After having made her historic crossing of the boundary between North and South Korea, Calmy-Rey was shown around the low buildings straddling the military demarcation line on the southern side of the frontier.
Painted blue, the buildings have two doors at either end leading to either side of the frontier.
They make up part of the heavily guarded Joint Security Area at Panmunjom that is known as Conference Row.
Major General Adrien Evequoz, the head of the Swiss military delegation, showed the foreign minister around.
The focal point was the hut in which Swiss representatives of the Neutral Nations Supervisory Commission (NNSC) hold regular meetings with their NNSC counterparts from Sweden.
Seating herself at the long negotiating table, Calmy-Rey was amused to hear that the ornate wooden chairs are the same ones as those at Bern's Federal Parliament. "The chairs are clearly not neutral then," she smiled.
Standing next to a couple of South Korean soldiers - who all rigorously wear sunglasses so as not to look their enemy in the eye - she told swissinfo: "It's impressive to be here. More than 800 Swiss have been posted at Panmunjom over the past 50 years, and in doing so our country has truly carried out the traditional role for which it is recognized."

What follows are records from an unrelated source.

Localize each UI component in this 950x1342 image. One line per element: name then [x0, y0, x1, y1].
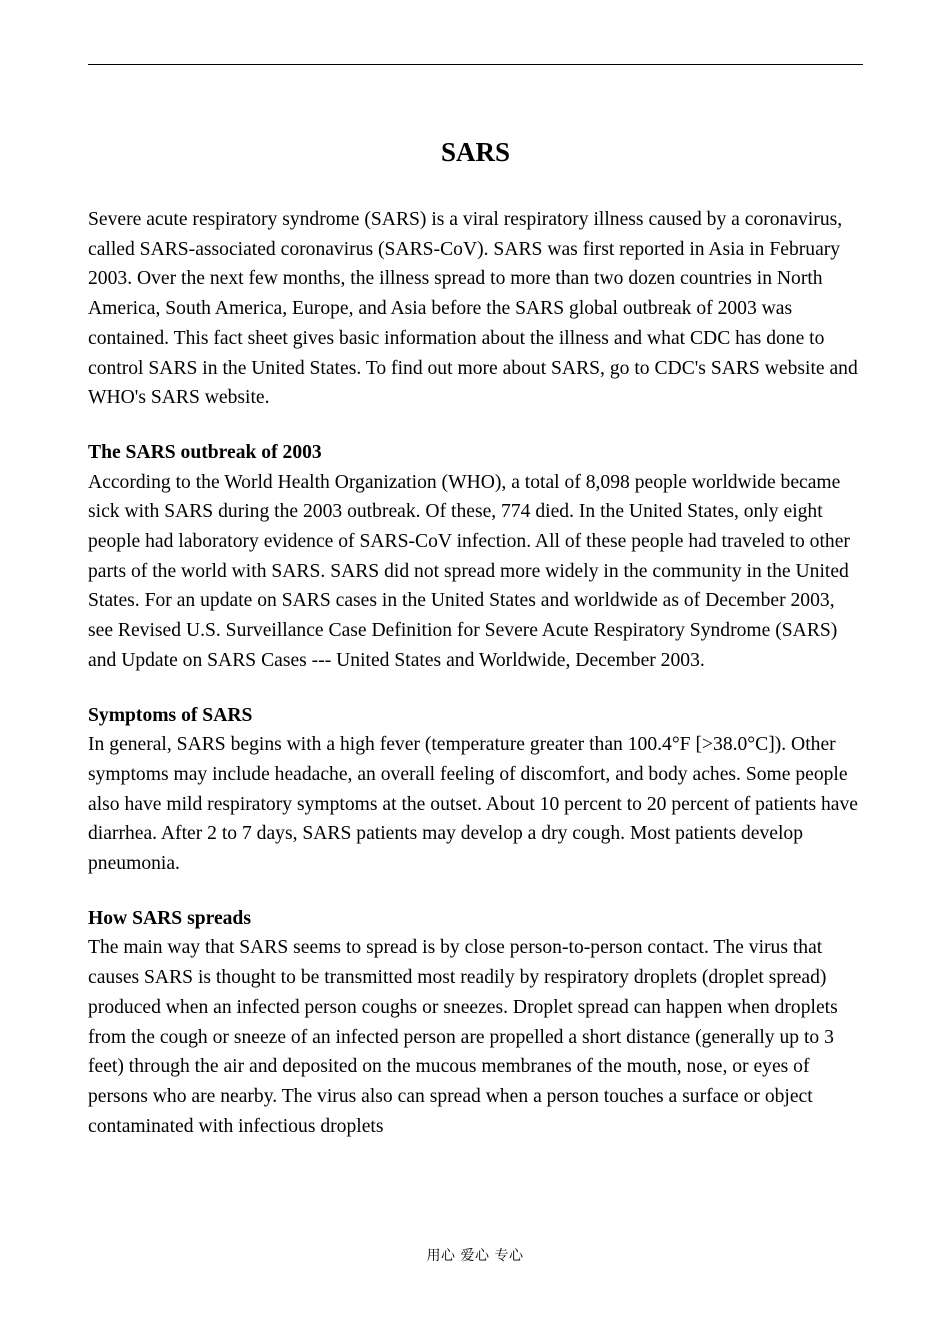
intro-paragraph: Severe acute respiratory syndrome (SARS) is a viral respiratory illness caused by a coronavirus, called SARS-associated coronavirus (SARS-CoV). SARS was first reported in Asia in February 2003. Over the next few months, the illness spread to more than two dozen countries in North America, South America, Europe, and Asia before the SARS global outbreak of 2003 was contained. This fact sheet gives basic information about the illness and what CDC has done to control SARS in the United States. To find out more about SARS, go to CDC's SARS website and WHO's SARS website. [88, 209, 858, 409]
section-spread [88, 904, 863, 1142]
page-footer: 用心 爱心 专心 [426, 1248, 524, 1264]
section-heading: Symptoms of SARS [88, 704, 253, 726]
header-rule [88, 64, 863, 65]
section-heading: How SARS spreads [88, 907, 251, 929]
section-body: According to the World Health Organization (WHO), a total of 8,098 people worldwide became sick with SARS during the 2003 outbreak. Of these, 774 died. In the United States, only eight people had laboratory evidence of SARS-CoV infection. All of these people had traveled to other parts of the world with SARS. SARS did not spread more widely in the community in the United States. For an update on SARS cases in the United States and worldwide as of December 2003, see Revised U.S. Surveillance Case Definition for Severe Acute Respiratory Syndrome (SARS) and Update on SARS Cases --- United States and Worldwide, December 2003. [88, 471, 850, 671]
section-heading: The SARS outbreak of 2003 [88, 441, 322, 463]
section-symptoms [88, 701, 863, 879]
document-body [88, 133, 863, 1141]
document-title: SARS [440, 137, 511, 167]
section-body: In general, SARS begins with a high fever (temperature greater than 100.4°F [>38.0°C]). Other symptoms may include headache, an overall feeling of discomfort, and body aches. Some people also have mild respiratory symptoms at the outset. About 10 percent to 20 percent of patients have diarrhea. After 2 to 7 days, SARS patients may develop a dry cough. Most patients develop pneumonia. [88, 734, 858, 875]
section-outbreak [88, 438, 863, 676]
section-body: The main way that SARS seems to spread is by close person-to-person contact. The virus that causes SARS is thought to be transmitted most readily by respiratory droplets (droplet spread) produced when an infected person coughs or sneezes. Droplet spread can happen when droplets from the cough or sneeze of an infected person are propelled a short distance (generally up to 3 feet) through the air and deposited on the mucous membranes of the mouth, nose, or eyes of persons who are nearby. The virus also can spread when a person touches a surface or object contaminated with infectious droplets [88, 937, 838, 1137]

Moving out of the Joint Security Area, Calmy-Rey then travelled to the Swiss section of the NNSC Camp, just across the military demarcation line.
It was originally planned for her to make the short journey on foot, across the 'Blue Bridge' leading from the Joint Security Area. However, the knee injury she sustained just before flying to Pyongyang made that impossible.
At the Swiss Camp, Calmy-Rey lunched with General Evequoz and his staff, the Swiss ambassador Christian Muehlethaler and representatives of the US forces in South Korea.
Four hours after her historic 'step' for peace, the minister and her entourage left for a meeting with her South Korean counterpart, Yoon, in Seoul.